NaNo is coming! It’s about 20 days away… already. It’s coming up fast and there’s no stopping it.
Some people outline their novels, some people don’t. There are some people who do quick writing exercises or prompts as practice to prep for the upcoming writing streak. Some people don’t.
No matter what you do or don’t do, that’s okay. I personally love to outline and I love to try new things with my characters to get to know them a little better.
So, here’s a fun exercise to do with your characters.
I got this idea from my 15-year-old cousin. She had English homework one night and had to do this for the protagonist of her summer reading book.
I have to admit, I was a bit jealous. I never had fun homework like that.
The idea is to think a bit outside the box and to get to know your characters on a deeper level. To the naked eye, it doesn’t make sense, but to a writer, it’s pretty clever.
So, ask yourself this:
Is your protagonist (or any character) more like…
- May or December?
- A Jeep, a Corvette, a Saturn, or a Mercedes Benz?
- Brown or blue?
- The letter A, the letter M, or the letter Z?
- Vanilla ice cream or chocolate mousse?
- New York, San Fransico, Salt Lake City, or New Orleans?
- A hammer or a nail?
- White, rye, or pumpernickel bread?
- A short story, a poem, an essay, or a play?
- Soap or dirt?
- Fire, water, earth, or air?
- A lock or a key?
- The comics, the sports section, the business report, or the editorial page?
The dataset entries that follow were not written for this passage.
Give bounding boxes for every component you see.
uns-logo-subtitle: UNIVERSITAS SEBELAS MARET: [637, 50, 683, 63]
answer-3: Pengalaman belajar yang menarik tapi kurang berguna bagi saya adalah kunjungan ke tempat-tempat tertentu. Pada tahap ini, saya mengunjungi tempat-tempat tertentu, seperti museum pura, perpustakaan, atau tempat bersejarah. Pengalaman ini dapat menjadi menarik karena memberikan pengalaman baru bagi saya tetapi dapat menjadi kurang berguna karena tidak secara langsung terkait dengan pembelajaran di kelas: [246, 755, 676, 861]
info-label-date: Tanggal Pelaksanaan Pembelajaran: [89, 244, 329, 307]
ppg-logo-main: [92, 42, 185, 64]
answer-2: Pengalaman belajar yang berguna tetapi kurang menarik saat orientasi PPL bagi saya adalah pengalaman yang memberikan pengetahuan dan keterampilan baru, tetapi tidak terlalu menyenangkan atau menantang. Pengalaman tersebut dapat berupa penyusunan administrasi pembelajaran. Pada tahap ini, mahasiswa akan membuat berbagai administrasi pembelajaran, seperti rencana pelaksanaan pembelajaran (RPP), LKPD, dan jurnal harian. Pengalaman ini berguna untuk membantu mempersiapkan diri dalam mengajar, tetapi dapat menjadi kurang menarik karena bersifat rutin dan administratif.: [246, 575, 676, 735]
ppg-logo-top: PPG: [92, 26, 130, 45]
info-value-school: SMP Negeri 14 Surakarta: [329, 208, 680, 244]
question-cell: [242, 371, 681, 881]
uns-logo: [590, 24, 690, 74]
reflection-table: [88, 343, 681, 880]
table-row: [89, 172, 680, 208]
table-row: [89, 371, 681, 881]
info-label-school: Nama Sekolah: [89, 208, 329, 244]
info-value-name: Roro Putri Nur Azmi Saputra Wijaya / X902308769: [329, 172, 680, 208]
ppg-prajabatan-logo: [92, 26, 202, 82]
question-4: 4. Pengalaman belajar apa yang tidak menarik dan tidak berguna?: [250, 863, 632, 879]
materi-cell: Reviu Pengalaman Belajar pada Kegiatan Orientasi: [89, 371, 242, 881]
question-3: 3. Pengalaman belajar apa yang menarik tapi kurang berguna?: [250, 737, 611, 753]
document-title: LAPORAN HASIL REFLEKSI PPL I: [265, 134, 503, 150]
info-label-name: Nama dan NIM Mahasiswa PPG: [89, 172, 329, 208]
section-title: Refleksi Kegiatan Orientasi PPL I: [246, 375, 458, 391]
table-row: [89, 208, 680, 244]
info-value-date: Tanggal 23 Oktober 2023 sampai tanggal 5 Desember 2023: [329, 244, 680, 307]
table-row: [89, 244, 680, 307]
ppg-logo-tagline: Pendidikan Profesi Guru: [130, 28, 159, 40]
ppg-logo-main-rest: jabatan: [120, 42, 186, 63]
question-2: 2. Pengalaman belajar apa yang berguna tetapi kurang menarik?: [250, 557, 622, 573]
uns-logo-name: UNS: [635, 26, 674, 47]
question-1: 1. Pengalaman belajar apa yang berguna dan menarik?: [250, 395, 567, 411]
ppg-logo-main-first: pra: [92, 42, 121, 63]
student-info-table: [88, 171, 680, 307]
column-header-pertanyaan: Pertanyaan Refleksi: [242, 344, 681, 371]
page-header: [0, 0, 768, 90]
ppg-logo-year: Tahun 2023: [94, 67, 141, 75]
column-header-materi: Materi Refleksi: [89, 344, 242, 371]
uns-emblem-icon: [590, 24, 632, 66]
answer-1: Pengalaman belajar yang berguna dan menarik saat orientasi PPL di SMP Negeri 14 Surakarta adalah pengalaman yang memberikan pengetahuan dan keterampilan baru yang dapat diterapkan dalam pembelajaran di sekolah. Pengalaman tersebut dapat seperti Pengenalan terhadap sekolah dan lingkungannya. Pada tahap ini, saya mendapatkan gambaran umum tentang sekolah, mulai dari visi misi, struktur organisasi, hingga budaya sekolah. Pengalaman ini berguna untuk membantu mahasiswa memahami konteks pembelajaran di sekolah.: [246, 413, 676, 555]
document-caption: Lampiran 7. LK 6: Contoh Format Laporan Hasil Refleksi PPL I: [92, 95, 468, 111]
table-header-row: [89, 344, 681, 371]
- A snowstorm or a rainy day?
- A horse show, a hockey match, or a track-and-field event?
- A forest fire or a mountain stream?
- A TV game show, a soap opera, a situation comedy, or a drama?
- Science fiction, mystery, romance, or horror?
- A cat, a dog, or a goldfish?
My cousin’s teacher had the class do this on themselves first so they could get a feel for the assignment. My cousin said she was more like “pumpernickel bread” because it’s a funny word. That right there actually sums up her personality. She’s a funny person and can sometimes be a dope. The fact that she immediately thought “pumpernickel” was a funny word and laughed just sums it all up.
With this exercise, you can get to the heart of your characters. It seems silly and random, but you just might learn something new about them.